A few nights ago at Lore, a woman stood at the edge of the cold plunge for a long time. What she was facing was crossing a threshold.

Thresholds

A few nights ago at Lore, a woman stood at the edge of the cold plunge for a long time. Not dramatically. Not making a scene. Just standing there, hands on the railing, staring into the water.

People do this often. You can almost see the conversation happening inside them. One voice says: go. Another voice says: not yet.

She dipped one foot in, pulled it out, laughed a little, shook her head. Then after a few minutes she looked up, took one breath, and stepped in. Fully.

Three to ten seconds later the shock passed. Her shoulders dropped. Her breathing slowed. When she got out a few minutes later she said something: 'Honestly… the hardest part was getting in.'

She was right. What she was facing was crossing a threshold.

What Is a Threshold?

The word comes from Old English: therscold — the piece of stone or wood at the base of a doorway. The strip you step over when moving from one room into another.

A threshold is not a wall. A wall stops you. A threshold invites you — and waits to see if you'll accept.

Every threshold has the same anatomy: The approach — you see it coming. The edge — the moment of decision. The crossing — the point of no return. The other side — which is never quite what you imagined.

The Three Kinds of Thresholds

Physical thresholds — Where the body meets real risk. Cold water. Fire. Height. The ocean at night.
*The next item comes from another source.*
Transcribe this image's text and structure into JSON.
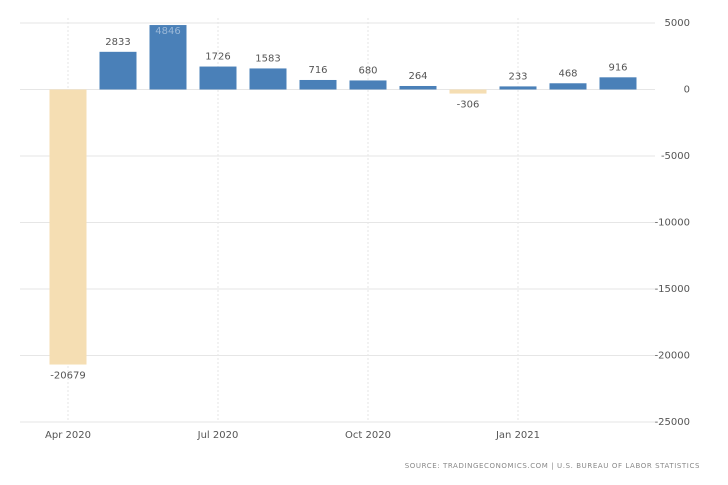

Psychological thresholds — Where the self meets its own resistance. The conversation you keep almost having. The decision you keep almost making. The truth you keep almost telling.

Existential thresholds — Where a life meets its own meaning. Birth. Death. Grief. Love. The moment you realize who you are.

In heat and cold something interesting happens. All three collapse into one. Which is part of why the practice is so powerful.

What All Thresholds Share

First, you see it coming. The approach is visible. You have time to think. That thinking is often the hardest part.

Second, the crossing cannot be partial. You are in or you are out. There is no half-threshold.

Third, something is lost. A version of yourself. A certainty. A comfort. Something that cannot come with you.

And finally, something is gained that could not have been gained any other way. The other side always holds something the approach never could.

The Cold Plunge

Against all of this — wars, births, oceans, mountains — the cold plunge seems small. And it is. That's exactly why it works.

It is a threshold you can practice. A crossing with no permanent consequence. A moment of real physiological resistance that you can move through again and again.

It makes the threshold familiar. It teaches the body that the space between knowing and doing is crossable. That the voice saying not yet can be acknowledged… and gently set aside.

And over time something interesting begins to happen. You stop fearing the doorway. You start recognizing it. In conversations. In decisions. In moments where life quietly asks something of you.

At Lore we practice this in the simplest possible way. Hot. Cold. Breath. Step in. Step out. Step back again. Nothing heroic. Just a reminder the body never forgets: the edge is not the end. It is the beginning.